Teheran was acquired for his ability to consistently eat innings and occasionally provide front-end production to the starting rotation, making him perhaps the most important player for the Angels in 2020. A right-hander that has made 30 or more starts each of the last seven seasons, Teheran is meant to be something the Halos have missed over the past several years; a stabilizer in the rotation.
However, after not reporting to camp for the first several days, the team quietly put him on the injured list on Monday evening, along with Saurez and infielder Luis Rengifo. As no reason was provided for the move, speculation has been present that the move has been precipitated by the league’s Coronavirus protocol. As teams are unable to disclose those diagnoses without player approval, the silence on the matter leads to drawn conclusions.
The absence of Sandoval is a new twist, at least as of this morning. He was expected to be in the mix for the final spot in an expected six-man rotation, but with a late start to camp, Sandoval may have to get a mid-season opportunity.

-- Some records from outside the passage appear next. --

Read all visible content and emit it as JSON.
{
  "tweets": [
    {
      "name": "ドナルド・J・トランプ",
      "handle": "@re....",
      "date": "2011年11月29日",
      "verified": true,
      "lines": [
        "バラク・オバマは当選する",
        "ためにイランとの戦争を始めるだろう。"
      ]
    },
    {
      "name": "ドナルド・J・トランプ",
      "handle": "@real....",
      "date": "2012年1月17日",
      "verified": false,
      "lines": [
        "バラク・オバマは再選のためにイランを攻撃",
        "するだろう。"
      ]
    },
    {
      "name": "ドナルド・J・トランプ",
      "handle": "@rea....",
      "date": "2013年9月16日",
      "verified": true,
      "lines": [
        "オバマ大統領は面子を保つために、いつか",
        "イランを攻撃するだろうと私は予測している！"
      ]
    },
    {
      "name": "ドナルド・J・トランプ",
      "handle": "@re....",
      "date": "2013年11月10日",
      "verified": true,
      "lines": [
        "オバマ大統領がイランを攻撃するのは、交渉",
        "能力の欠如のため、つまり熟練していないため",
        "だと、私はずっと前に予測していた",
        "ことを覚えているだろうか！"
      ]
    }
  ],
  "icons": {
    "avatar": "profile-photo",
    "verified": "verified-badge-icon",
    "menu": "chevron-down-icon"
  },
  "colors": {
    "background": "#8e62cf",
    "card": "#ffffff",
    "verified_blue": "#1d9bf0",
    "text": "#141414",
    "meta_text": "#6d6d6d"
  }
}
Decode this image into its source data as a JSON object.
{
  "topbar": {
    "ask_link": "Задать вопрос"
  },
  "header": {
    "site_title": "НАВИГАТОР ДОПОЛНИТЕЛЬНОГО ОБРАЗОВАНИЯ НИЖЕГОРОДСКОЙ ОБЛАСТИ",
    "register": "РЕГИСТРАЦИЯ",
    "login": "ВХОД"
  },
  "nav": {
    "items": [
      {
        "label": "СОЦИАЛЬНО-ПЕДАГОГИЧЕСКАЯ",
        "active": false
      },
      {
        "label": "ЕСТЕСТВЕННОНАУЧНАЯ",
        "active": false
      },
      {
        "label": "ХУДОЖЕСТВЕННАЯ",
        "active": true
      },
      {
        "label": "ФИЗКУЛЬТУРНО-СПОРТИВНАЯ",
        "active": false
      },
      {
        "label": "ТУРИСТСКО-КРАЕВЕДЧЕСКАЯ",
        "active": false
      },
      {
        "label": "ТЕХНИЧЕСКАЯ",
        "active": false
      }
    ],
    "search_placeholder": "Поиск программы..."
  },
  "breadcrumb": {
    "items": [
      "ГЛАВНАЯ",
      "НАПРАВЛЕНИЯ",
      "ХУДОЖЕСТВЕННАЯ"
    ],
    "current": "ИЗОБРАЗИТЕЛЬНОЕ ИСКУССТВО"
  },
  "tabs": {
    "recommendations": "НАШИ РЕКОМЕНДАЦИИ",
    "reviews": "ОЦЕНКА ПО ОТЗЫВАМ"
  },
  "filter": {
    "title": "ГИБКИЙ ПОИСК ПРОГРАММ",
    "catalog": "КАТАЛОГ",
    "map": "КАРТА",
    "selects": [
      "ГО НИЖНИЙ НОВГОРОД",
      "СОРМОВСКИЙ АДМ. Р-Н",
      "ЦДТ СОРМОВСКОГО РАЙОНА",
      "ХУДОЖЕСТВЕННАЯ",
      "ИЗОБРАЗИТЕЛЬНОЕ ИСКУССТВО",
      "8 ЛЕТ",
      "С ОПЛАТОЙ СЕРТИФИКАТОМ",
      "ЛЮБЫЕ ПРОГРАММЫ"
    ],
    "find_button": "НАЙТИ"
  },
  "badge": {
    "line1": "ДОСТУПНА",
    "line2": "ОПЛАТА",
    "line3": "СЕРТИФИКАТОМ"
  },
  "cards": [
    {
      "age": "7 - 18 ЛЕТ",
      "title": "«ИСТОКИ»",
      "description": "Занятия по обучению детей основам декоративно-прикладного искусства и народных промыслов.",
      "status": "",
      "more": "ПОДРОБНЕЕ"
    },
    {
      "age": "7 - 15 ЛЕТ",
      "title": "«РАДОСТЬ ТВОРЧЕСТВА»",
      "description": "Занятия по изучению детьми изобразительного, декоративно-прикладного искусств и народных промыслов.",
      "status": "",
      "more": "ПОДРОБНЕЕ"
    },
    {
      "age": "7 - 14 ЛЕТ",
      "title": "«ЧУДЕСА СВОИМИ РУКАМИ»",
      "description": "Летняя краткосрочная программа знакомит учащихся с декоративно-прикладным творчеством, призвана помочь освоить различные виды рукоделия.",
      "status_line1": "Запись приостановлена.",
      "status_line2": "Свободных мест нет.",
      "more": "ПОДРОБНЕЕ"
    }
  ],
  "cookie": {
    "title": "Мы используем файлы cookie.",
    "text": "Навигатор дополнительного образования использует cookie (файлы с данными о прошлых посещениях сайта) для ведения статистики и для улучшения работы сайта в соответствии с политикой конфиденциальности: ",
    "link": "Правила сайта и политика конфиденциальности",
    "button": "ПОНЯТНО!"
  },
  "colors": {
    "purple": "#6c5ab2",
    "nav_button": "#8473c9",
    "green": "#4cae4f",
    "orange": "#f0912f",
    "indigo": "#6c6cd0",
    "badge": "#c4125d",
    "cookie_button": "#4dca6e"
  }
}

The lefty made his debut with the Angels last season, making 10 appearances (nine starts) and going 0-4 with a 5.03 ERA, a 4.59 FIP, and a 9.6 K/9 mark. That was bloated by a rough go of things through his first four appearances, where he was knocked around for a 6.75 ERA and a .392 baBIP. His final six starts were much better, with a 3.68 ERA, a .188 baBIP, and a 9.8 K/9.
If these arms are indeed delayed and may not be ready for the beginning of the season on July 24th, the Angels will have a rotation consisting of Andrew Heaney, Shohei Ohtani, Griffin Canning, and Dylan Bundy. Of course, that relies on the health of both Ohtani and Canning, with the former returning from Tommy John surgery in 2018 and the latter having elbow issues both at the end of last season and during spring training in March. However, both are healthy at this time and expected to be ready to go when the season begins.
The team’s desire to only start Ohtani once per week will leave two spots available, with Matt Andriese, Felix Pena, Jaime Barria, and Taylor Cole all potentially getting looks in camp if Teheran and Sandoval are unable to be ready. The Angels are also without Dillon Peters for the first few weeks of the season, as he works his way back from an oblique strain in March.
While the health and wellbeing of all the players if first and foremost the biggest concern across baseball, the absence of these players already puts a strain on an Angels team that needed everything to fall into place to contend in 2020.
"Who are the candidates for the Angels’ six-man rotation?"
Hopefully, the players and the team are in fact healthy or can at least return to good health in the near future.